My trembling is all my prayer.

 

‘Five Days Old’ by Francis Webb is from Francis Webb Collected Poems Davidson, T (ed) University of Western Australia Publishing 2011 p225 copyright © 2011. Reproduced by permission.

From Drag down to unlock or place an emergency call

No bed

When love is on the wrong side of the sheets

romance must give way to expedience

and, short of coupling in the public streets, 

all places serve at love’s convenience.

Beside stormwater drains; in fields of wheat;

in lifts; against a sturdy paling fence: 

all fifteen-minute feather beds for cheats. 

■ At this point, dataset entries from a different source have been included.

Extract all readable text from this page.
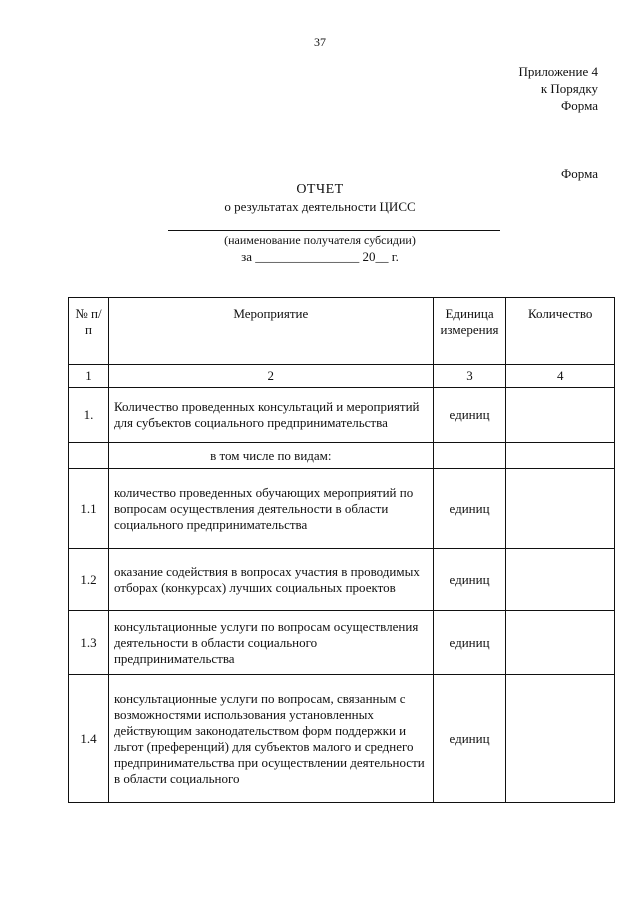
37
Приложение 4
к Порядку
Форма
Форма
ОТЧЕТ
о результатах деятельности ЦИСС
(наименование получателя субсидии)
за ________________ 20__ г.
№ п/п	Мероприятие	Единица измерения	Количество
1	2	3	4
1.	Количество проведенных консультаций и мероприятий для субъектов социального предпринимательства	единиц	
	в том числе по видам:		
1.1	количество проведенных обучающих мероприятий по вопросам осуществления деятельности в области социального предпринимательства	единиц	
1.2	оказание содействия в вопросах участия в проводимых отборах (конкурсах) лучших социальных проектов	единиц	
1.3	консультационные услуги по вопросам осуществления деятельности в области социального предпринимательства	единиц	
1.4	консультационные услуги по вопросам, связанным с возможностями использования установленных действующим законодательством форм поддержки и льгот (преференций) для субъектов малого и среднего предпринимательства при осуществлении деятельности в области социального	единиц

At best: the boardroom table; worst: the gents.

Yet all this grubby fumbling in the dark

does add a certain spice to things, and while

the rusting old rotunda in the park

may bruise and chafe, it has some outlaw style

– and with no place to spoon after the buzz

we can’t pretend it means more than it does.

 

from Drag down to unlock or place an emergency call

Melinda Smith

Winner of the 2014 Prime Minister’s Literary Award for Poetry

Melinda Smith won the Australian Prime Minister’s Literary Award for her fourth book of poems Drag down to unlock or place an emergency call (Pitt St Poetry 2013). Her work has been widely anthologised both inside and outside Australia and has been translated into Indonesian, Chinese, Burmese and Italian. She is currently poetry editor of the Canberra Times.